Bahn Mi 25: The best Bahn Mi I had in Vietnam at Bahn Mi 25. They were about $0.45-$1.00 per sandwich, so you can’t really beat the price. These Bahn Mi’s were better than the ones on the street in my opinion because the bread is perfectly toasted and the veggies and meat are very fresh.
A Local’s Restaurant for Bun Cha: This one is for meat eater only! The meat, noodles and greens come separate, which you then mix together into one dish.
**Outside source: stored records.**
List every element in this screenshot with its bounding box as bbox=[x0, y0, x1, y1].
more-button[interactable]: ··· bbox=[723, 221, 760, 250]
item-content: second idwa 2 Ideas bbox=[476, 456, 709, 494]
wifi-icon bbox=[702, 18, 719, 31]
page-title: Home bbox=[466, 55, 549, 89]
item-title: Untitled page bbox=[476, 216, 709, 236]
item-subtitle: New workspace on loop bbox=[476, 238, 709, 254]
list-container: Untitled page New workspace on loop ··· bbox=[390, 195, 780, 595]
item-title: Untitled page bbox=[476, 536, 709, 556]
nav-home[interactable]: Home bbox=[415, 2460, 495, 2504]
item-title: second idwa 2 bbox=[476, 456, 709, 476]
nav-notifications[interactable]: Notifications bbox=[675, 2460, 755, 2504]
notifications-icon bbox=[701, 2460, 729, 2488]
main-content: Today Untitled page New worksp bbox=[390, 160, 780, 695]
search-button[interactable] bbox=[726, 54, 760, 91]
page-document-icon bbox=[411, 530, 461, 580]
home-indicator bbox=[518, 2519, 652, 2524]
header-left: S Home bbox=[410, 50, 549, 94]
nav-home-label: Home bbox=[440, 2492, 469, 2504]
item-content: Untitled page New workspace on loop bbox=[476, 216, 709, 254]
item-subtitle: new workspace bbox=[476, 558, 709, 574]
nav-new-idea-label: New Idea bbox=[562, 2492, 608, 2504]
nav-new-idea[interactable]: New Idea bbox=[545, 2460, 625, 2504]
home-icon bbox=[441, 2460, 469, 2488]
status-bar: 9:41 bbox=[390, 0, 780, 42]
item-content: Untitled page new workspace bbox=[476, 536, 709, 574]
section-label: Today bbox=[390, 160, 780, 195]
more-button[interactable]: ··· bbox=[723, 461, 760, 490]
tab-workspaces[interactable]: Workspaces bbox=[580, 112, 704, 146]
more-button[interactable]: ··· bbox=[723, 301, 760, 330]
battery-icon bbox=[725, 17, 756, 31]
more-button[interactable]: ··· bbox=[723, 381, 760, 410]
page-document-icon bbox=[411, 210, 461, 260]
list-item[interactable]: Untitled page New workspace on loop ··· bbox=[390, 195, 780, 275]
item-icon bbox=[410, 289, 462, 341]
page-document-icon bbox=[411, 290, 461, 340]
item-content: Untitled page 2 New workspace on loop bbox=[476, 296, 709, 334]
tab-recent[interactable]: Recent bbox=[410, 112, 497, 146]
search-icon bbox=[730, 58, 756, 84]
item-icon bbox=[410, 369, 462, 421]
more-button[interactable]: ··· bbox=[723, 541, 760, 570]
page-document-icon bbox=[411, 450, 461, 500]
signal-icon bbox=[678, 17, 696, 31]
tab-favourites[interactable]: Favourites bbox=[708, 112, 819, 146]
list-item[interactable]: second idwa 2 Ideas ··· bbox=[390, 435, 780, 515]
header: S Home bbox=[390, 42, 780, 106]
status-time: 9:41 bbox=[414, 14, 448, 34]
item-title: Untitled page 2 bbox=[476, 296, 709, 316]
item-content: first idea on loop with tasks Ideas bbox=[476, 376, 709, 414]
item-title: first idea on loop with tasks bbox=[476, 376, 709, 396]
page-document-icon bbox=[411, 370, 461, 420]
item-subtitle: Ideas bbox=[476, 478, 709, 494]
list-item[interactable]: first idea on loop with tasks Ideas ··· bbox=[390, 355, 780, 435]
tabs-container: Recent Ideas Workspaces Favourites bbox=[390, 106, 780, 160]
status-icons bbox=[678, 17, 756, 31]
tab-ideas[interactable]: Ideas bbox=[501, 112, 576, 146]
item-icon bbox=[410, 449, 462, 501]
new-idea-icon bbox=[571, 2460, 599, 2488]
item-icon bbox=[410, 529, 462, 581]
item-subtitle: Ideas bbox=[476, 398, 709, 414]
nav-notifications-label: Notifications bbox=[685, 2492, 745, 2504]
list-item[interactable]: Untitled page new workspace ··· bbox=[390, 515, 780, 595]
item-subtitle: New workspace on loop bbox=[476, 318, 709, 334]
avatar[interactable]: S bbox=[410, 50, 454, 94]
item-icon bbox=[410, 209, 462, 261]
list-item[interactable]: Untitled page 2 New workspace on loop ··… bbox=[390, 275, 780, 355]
I recommend going to street-side a family run place with the tiny plastic stools. The one I went to was right near the Hanoi backpackers hostel.
Where to Get Coffee
Café Pho Ca: Pho Ca is hidden inside of a silk shop, but once you find it, it’s a relaxing oasis away from the street. To get here, look for the silk shop at 11 Hàng Gai and walk straight in towards the back. Next, you will find yourself at a front desk where you can order drinks. You’ll feel like you’re in an urban rainforest!
Aha Café: There are several Aha Café locations, but the one at 7-9 Hàng Buồm, was a perfect place to go for morning coffee. Though the streets are loud, I found this a peaceful place to sit here and people watch.
Where to Drink
At night, you must experience the quintessential Beer Corner, where backpackers crowd to eat local dishes and drink local beer. The street is packed with people, so the restaurants compete to capture the attention of wandering tourists. Every menu is about the same, so just pick one!
Walk to Hoàn Kiếm Lake: Sit along the lake, read a book, enjoy a snack from a street vendor and take pictures.
Hanoi Sunday Night Market: If you are there on a Sunday night, head to the night market where you can buy all of the souvenirs you want, fake north face gear, elephant pants, fancy electronic lighters and so much more. If you’re not there on a Sunday, there are still many street vendors and booths on any given night.
Take a ride in a Rickshaw: The street bike buggies are a fun way to get a quick ride back at night or just to see the town. Sometimes it’s nice to enjoy the streets without worrying about getting hit by a motorbike.